Port wine gives a light sweetness and deep color to this sophisticated make-head gravy.
Technique tip: This gravy can be made up to five days before you plan to serve it. Store it in the fridge in an airtight container.
Swap option: You can substitute red wine and 1 tablespoon honey for the port.
- 6 tablespoons unsalted butter
- 2 tablespoons olive oil
- 1/2 cup flour
- Salt and freshly ground black pepper
- 1/3 cup ruby or other inexpensive port wine
- 4 to 5 cups rich turkey or chicken stock, warmed
- Turkey drippings (optional)
1. Melt butter with the oil in a medium saucepan over medium heat. Sprinkle the flour into the butter, stirring constantly, and cook until flour is golden brown, about 5 minutes. Adjust heat so mixture does not burn. Sprinkle in a pinch each salt and pepper.

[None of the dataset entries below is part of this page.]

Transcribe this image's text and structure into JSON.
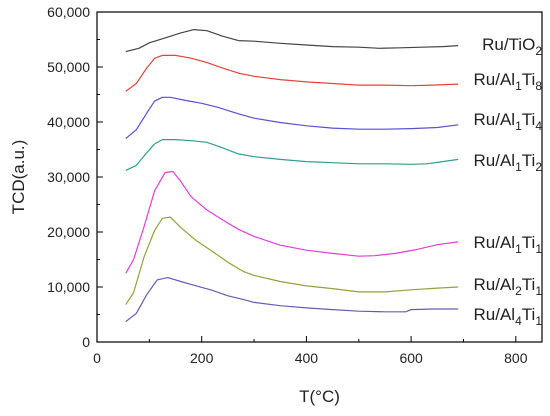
{
  "chart_data": {
    "type": "line",
    "xlabel": "T(°C)",
    "ylabel": "TCD(a.u.)",
    "xlim": [
      0,
      850
    ],
    "ylim": [
      0,
      60000
    ],
    "xticks": [
      0,
      200,
      400,
      600,
      800
    ],
    "xtick_labels": [
      "0",
      "200",
      "400",
      "600",
      "800"
    ],
    "yticks": [
      0,
      10000,
      20000,
      30000,
      40000,
      50000,
      60000
    ],
    "ytick_labels": [
      "0",
      "10,000",
      "20,000",
      "30,000",
      "40,000",
      "50,000",
      "60,000"
    ],
    "grid": false,
    "series": [
      {
        "name": "Ru/TiO2",
        "label_parts": [
          [
            "Ru/TiO",
            ""
          ],
          [
            "2",
            "sub"
          ]
        ],
        "color": "#444444",
        "x": [
          55,
          80,
          100,
          130,
          160,
          185,
          210,
          240,
          270,
          300,
          350,
          400,
          450,
          500,
          540,
          580,
          620,
          660,
          690
        ],
        "y": [
          52800,
          53400,
          54400,
          55300,
          56200,
          56800,
          56600,
          55600,
          54800,
          54700,
          54300,
          54000,
          53700,
          53600,
          53400,
          53500,
          53600,
          53700,
          53900
        ]
      },
      {
        "name": "Ru/Al1Ti8",
        "label_parts": [
          [
            "Ru/Al",
            ""
          ],
          [
            "1",
            "sub"
          ],
          [
            "Ti",
            ""
          ],
          [
            "8",
            "sub"
          ]
        ],
        "color": "#e8433a",
        "x": [
          55,
          75,
          95,
          110,
          125,
          150,
          180,
          210,
          240,
          270,
          300,
          350,
          400,
          450,
          500,
          550,
          600,
          640,
          690
        ],
        "y": [
          45600,
          47000,
          49800,
          51600,
          52100,
          52100,
          51600,
          50800,
          49800,
          48900,
          48300,
          47700,
          47300,
          47000,
          46700,
          46700,
          46600,
          46700,
          46900
        ]
      },
      {
        "name": "Ru/Al1Ti4",
        "label_parts": [
          [
            "Ru/Al",
            ""
          ],
          [
            "1",
            "sub"
          ],
          [
            "Ti",
            ""
          ],
          [
            "4",
            "sub"
          ]
        ],
        "color": "#5a4fd6",
        "x": [
          55,
          75,
          95,
          110,
          125,
          140,
          170,
          200,
          230,
          270,
          300,
          350,
          400,
          450,
          500,
          550,
          600,
          650,
          690
        ],
        "y": [
          37000,
          38600,
          41600,
          43800,
          44500,
          44500,
          43900,
          43400,
          42700,
          41500,
          40700,
          39900,
          39300,
          38900,
          38700,
          38700,
          38800,
          39000,
          39500
        ]
      },
      {
        "name": "Ru/Al1Ti2",
        "label_parts": [
          [
            "Ru/Al",
            ""
          ],
          [
            "1",
            "sub"
          ],
          [
            "Ti",
            ""
          ],
          [
            "2",
            "sub"
          ]
        ],
        "color": "#2f9e92",
        "x": [
          55,
          75,
          95,
          110,
          125,
          150,
          180,
          210,
          240,
          270,
          300,
          350,
          400,
          450,
          500,
          550,
          600,
          630,
          660,
          690
        ],
        "y": [
          31200,
          32100,
          34400,
          36000,
          36800,
          36800,
          36600,
          36300,
          35300,
          34200,
          33700,
          33200,
          32800,
          32600,
          32400,
          32400,
          32300,
          32400,
          32800,
          33200
        ]
      },
      {
        "name": "Ru/Al1Ti1",
        "label_parts": [
          [
            "Ru/Al",
            ""
          ],
          [
            "1",
            "sub"
          ],
          [
            "Ti",
            ""
          ],
          [
            "1",
            "sub"
          ]
        ],
        "color": "#e23ed8",
        "x": [
          55,
          70,
          90,
          110,
          130,
          145,
          160,
          180,
          210,
          240,
          270,
          300,
          350,
          400,
          450,
          500,
          530,
          570,
          610,
          650,
          690
        ],
        "y": [
          12500,
          15000,
          21000,
          27500,
          30800,
          31000,
          29200,
          26400,
          24000,
          22200,
          20500,
          19200,
          17600,
          16700,
          16100,
          15600,
          15700,
          16100,
          16800,
          17700,
          18200
        ]
      },
      {
        "name": "Ru/Al2Ti1",
        "label_parts": [
          [
            "Ru/Al",
            ""
          ],
          [
            "2",
            "sub"
          ],
          [
            "Ti",
            ""
          ],
          [
            "1",
            "sub"
          ]
        ],
        "color": "#98a03a",
        "x": [
          55,
          70,
          90,
          110,
          125,
          140,
          160,
          190,
          220,
          250,
          280,
          300,
          350,
          400,
          450,
          500,
          550,
          600,
          650,
          690
        ],
        "y": [
          6800,
          9000,
          15500,
          20300,
          22500,
          22700,
          20800,
          18400,
          16500,
          14500,
          12800,
          12100,
          11000,
          10200,
          9700,
          9100,
          9100,
          9500,
          9800,
          10000
        ]
      },
      {
        "name": "Ru/Al4Ti1",
        "label_parts": [
          [
            "Ru/Al",
            ""
          ],
          [
            "4",
            "sub"
          ],
          [
            "Ti",
            ""
          ],
          [
            "1",
            "sub"
          ]
        ],
        "color": "#6a5ab8",
        "x": [
          55,
          75,
          95,
          115,
          135,
          160,
          190,
          220,
          250,
          280,
          300,
          350,
          400,
          450,
          500,
          550,
          590,
          600,
          640,
          690
        ],
        "y": [
          3700,
          5200,
          8600,
          11300,
          11700,
          11000,
          10200,
          9400,
          8400,
          7700,
          7200,
          6600,
          6200,
          5900,
          5600,
          5500,
          5500,
          5900,
          6000,
          6000
        ]
      }
    ]
  }
}
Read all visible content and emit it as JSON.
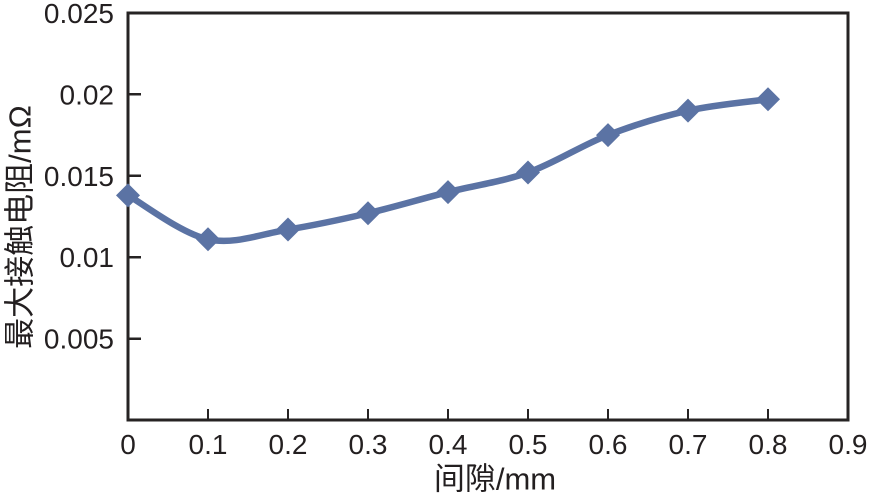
{
  "chart_data": {
    "type": "line",
    "title": "",
    "xlabel": "间隙/mm",
    "ylabel": "最大接触电阻/mΩ",
    "x": [
      0,
      0.1,
      0.2,
      0.3,
      0.4,
      0.5,
      0.6,
      0.7,
      0.8
    ],
    "y": [
      0.0138,
      0.0111,
      0.0117,
      0.0127,
      0.014,
      0.0152,
      0.0175,
      0.019,
      0.0197
    ],
    "xlim": [
      0,
      0.9
    ],
    "ylim": [
      0,
      0.025
    ],
    "x_tick_values": [
      0,
      0.1,
      0.2,
      0.3,
      0.4,
      0.5,
      0.6,
      0.7,
      0.8,
      0.9
    ],
    "x_tick_labels": [
      "0",
      "0.1",
      "0.2",
      "0.3",
      "0.4",
      "0.5",
      "0.6",
      "0.7",
      "0.8",
      "0.9"
    ],
    "y_tick_values": [
      0.005,
      0.01,
      0.015,
      0.02,
      0.025
    ],
    "y_tick_labels": [
      "0.005",
      "0.01",
      "0.015",
      "0.02",
      "0.025"
    ],
    "grid": false,
    "legend": "none",
    "marker": "diamond",
    "line_color": "#5b73a4",
    "axis_color": "#262323",
    "text_color": "#231f20",
    "background": "#ffffff"
  }
}
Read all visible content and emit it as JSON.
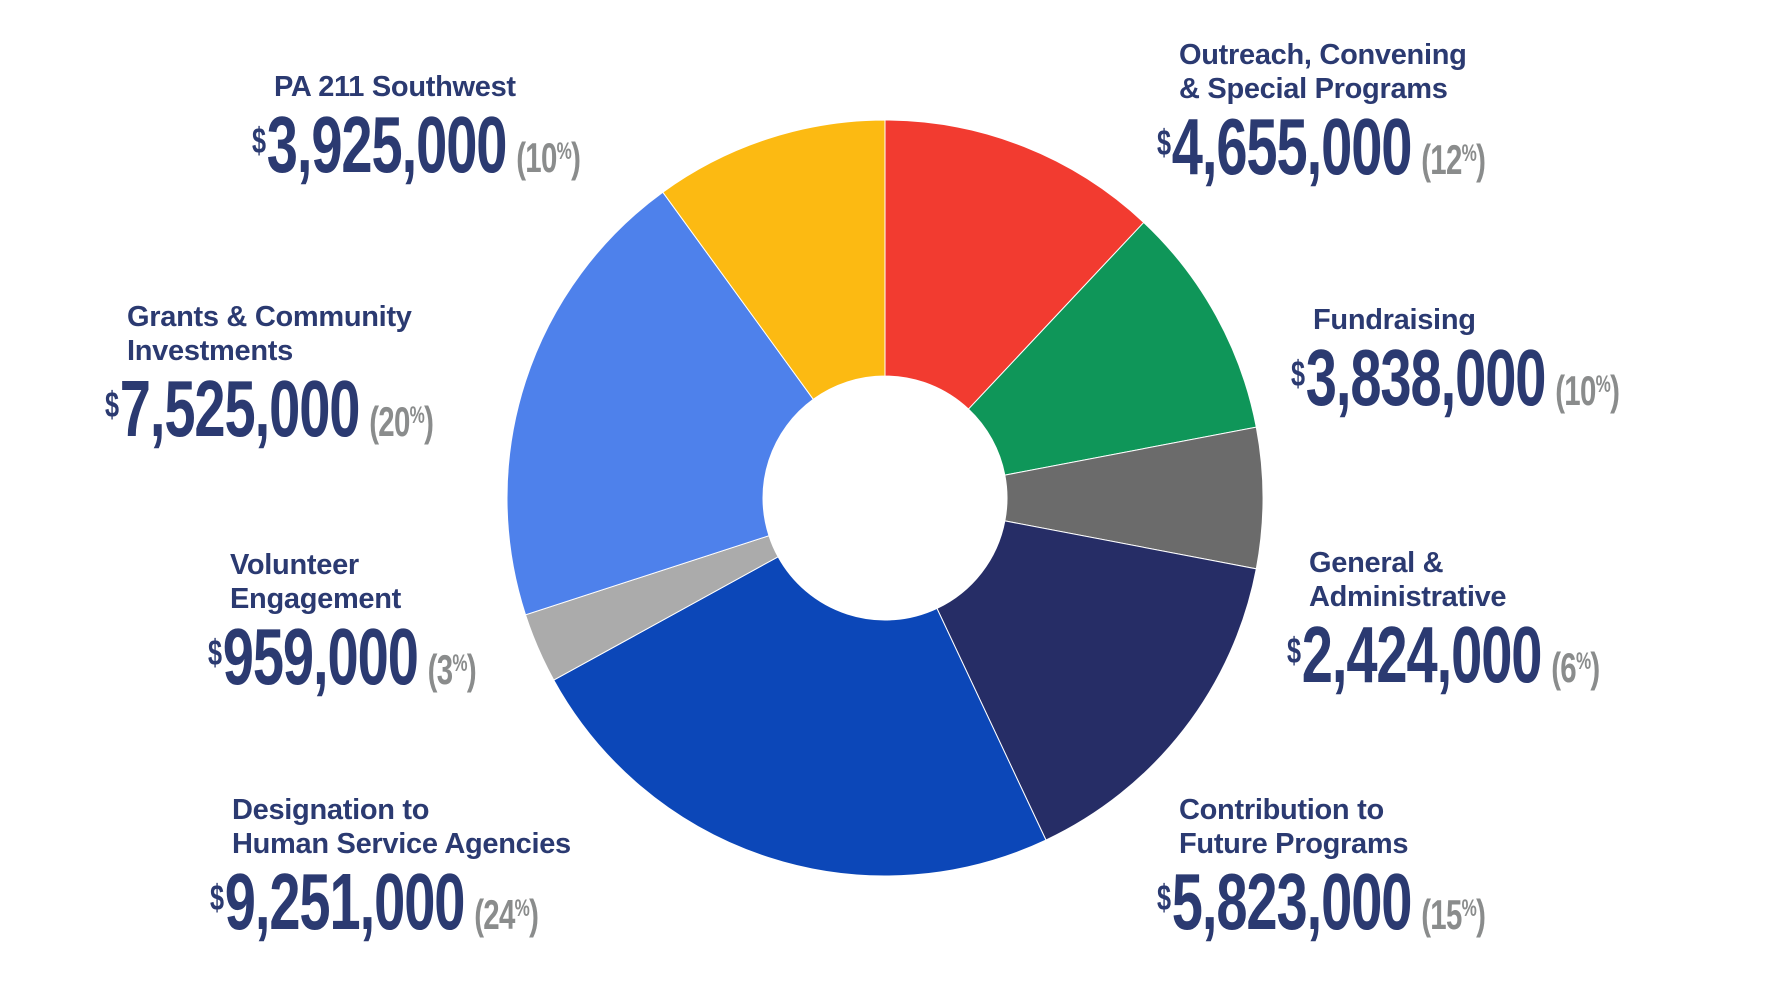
{
  "page": {
    "background": "#ffffff"
  },
  "chart_data": {
    "type": "pie",
    "subtype": "donut",
    "title": "",
    "legend": "none",
    "start_angle_deg": 0,
    "direction": "clockwise",
    "inner_radius_ratio": 0.32,
    "slices": [
      {
        "label": "Outreach, Convening & Special Programs",
        "label_lines": [
          "Outreach, Convening",
          "& Special Programs"
        ],
        "amount": "4,655,000",
        "value": 4655000,
        "percent": "12",
        "color": "#f23b30"
      },
      {
        "label": "Fundraising",
        "label_lines": [
          "Fundraising"
        ],
        "amount": "3,838,000",
        "value": 3838000,
        "percent": "10",
        "color": "#0f9659"
      },
      {
        "label": "General & Administrative",
        "label_lines": [
          "General &",
          "Administrative"
        ],
        "amount": "2,424,000",
        "value": 2424000,
        "percent": "6",
        "color": "#6b6b6b"
      },
      {
        "label": "Contribution to Future Programs",
        "label_lines": [
          "Contribution to",
          "Future Programs"
        ],
        "amount": "5,823,000",
        "value": 5823000,
        "percent": "15",
        "color": "#262d66"
      },
      {
        "label": "Designation to Human Service Agencies",
        "label_lines": [
          "Designation to",
          "Human Service Agencies"
        ],
        "amount": "9,251,000",
        "value": 9251000,
        "percent": "24",
        "color": "#0c47b8"
      },
      {
        "label": "Volunteer Engagement",
        "label_lines": [
          "Volunteer",
          "Engagement"
        ],
        "amount": "959,000",
        "value": 959000,
        "percent": "3",
        "color": "#ababab"
      },
      {
        "label": "Grants & Community Investments",
        "label_lines": [
          "Grants & Community",
          "Investments"
        ],
        "amount": "7,525,000",
        "value": 7525000,
        "percent": "20",
        "color": "#4e81eb"
      },
      {
        "label": "PA 211 Southwest",
        "label_lines": [
          "PA 211 Southwest"
        ],
        "amount": "3,925,000",
        "value": 3925000,
        "percent": "10",
        "color": "#fcba12"
      }
    ]
  },
  "symbols": {
    "currency": "$",
    "percent_open": "(",
    "percent_sign": "%",
    "percent_close": ")"
  },
  "colors": {
    "label_text": "#2b3a71",
    "percent_text": "#8a8c8c",
    "background": "#ffffff"
  }
}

2. Whisk in the port wine and let simmer until it reduces by half, about 2-4 minutes. Gradually whisk in 4 cups stock until mixture thickens and is smooth. If it is too thick, add more stock. Cool, cover and chill.
3. When ready to serve, reheat mixture over low heat, stirring. Scrape bottom of turkey pan and add drippings to gravy if you like. Taste and adjust seasoning, then serve.